Auteur majeur des littératures de l’imaginaire, Michel Pagel tissa notamment au fil des ans un cycle fantastique d’une ampleur inédite : La Comédie inhumaine. Revenant sur cette œuvre, indisponible depuis 11 ans, l’auteur a souhaité en livrer une version révisée et définitive, à laquelle il a ajouté une longue préface et un épilogue inédit. Cette fois la boucle est bouclée, et c’est sous la forme d’une édition de prestige, luxueuse et en tirage limité, que nous avons décidé de la livrer : une souscription plus tard, voici donc enfin ces huit beaux volumes d’un coup — ça c’est de l’événement !

Source des tempêtes de Nathalie Dau, c’est un roman auquel nous croyons énormément. Pour nous, il s’agit d’un premier tome d’un cycle majeur du merveilleux francophone, du niveau d’un Jaworski ou d’un Platteau à tout le moins. À travers une langue ample, charnue, travaillée, Nathalie Dau créé une fantasy mature, un univers puissamment féerique et épique, pour y faire vivre des personnages criants de vérité, dans leurs faiblesses et leurs forces, leurs lâchetés et leurs courages, leurs haines et leurs amours. En suivant le périple de Cerdric et Ceredawn, du chevalier et de son petit frère faë, nous avons ressenti cette émotion, si rare, d’avoir sous les yeux un véritable grand récit magique, de ceux qui vous happent et ne vous relâchent qu’une fois la dernière page atteinte.

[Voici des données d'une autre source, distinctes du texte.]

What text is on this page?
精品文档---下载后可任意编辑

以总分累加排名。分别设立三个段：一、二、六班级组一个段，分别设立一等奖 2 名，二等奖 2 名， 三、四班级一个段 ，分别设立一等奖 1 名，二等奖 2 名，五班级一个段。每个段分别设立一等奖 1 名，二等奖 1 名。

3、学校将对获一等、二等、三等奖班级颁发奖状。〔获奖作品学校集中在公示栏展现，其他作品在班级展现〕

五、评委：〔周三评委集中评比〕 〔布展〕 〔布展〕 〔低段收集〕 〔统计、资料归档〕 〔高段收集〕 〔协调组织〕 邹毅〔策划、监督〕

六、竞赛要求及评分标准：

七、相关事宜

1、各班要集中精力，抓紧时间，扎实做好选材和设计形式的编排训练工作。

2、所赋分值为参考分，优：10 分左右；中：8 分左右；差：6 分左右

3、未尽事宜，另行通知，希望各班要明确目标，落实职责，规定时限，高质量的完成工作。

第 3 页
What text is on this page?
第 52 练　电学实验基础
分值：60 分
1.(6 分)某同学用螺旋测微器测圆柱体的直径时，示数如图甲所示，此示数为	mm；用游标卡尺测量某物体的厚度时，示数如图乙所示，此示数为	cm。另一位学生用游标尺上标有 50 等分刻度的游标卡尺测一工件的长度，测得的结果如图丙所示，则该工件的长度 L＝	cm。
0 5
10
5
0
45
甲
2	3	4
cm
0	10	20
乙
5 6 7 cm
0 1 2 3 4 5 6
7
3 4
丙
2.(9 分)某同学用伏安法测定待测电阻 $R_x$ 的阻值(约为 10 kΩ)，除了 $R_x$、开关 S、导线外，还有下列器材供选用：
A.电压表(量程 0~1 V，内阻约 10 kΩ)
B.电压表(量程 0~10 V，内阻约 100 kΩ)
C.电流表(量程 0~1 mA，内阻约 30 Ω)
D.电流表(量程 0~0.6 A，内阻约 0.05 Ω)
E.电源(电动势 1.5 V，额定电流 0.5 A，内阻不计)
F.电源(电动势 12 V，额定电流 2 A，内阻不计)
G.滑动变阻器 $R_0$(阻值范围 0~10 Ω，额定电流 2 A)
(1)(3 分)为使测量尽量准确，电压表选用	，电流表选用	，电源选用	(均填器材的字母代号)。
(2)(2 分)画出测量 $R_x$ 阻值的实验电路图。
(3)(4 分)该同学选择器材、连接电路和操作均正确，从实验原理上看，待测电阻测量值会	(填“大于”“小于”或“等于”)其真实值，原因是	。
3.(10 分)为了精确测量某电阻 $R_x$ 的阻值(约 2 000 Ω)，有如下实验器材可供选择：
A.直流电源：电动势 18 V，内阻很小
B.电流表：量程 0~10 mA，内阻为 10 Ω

Enfin, le quatrième événement du mois, c’est le retour d’un grand mythe : le Roi des Détectives est de retour ! Mais oui, Harry Dickson, l’enquêteur de l’étrange rendu légendaire par Jean Ray, double occulte de Sherlock Holmes qui vécut 178 aventures de 1929 à 1938, trouve soudain un nouveau souffle ! Sous la plume fantasque et inspirée de Robert Darvel, ce Londres fantastique retrouve tout son panache. Cinq nouvelles sont au sommaire de ce premier recueil (dont une inédite, plus une postface), dans la collection de poche Hélios Noir, et un deuxième sortira en octobre.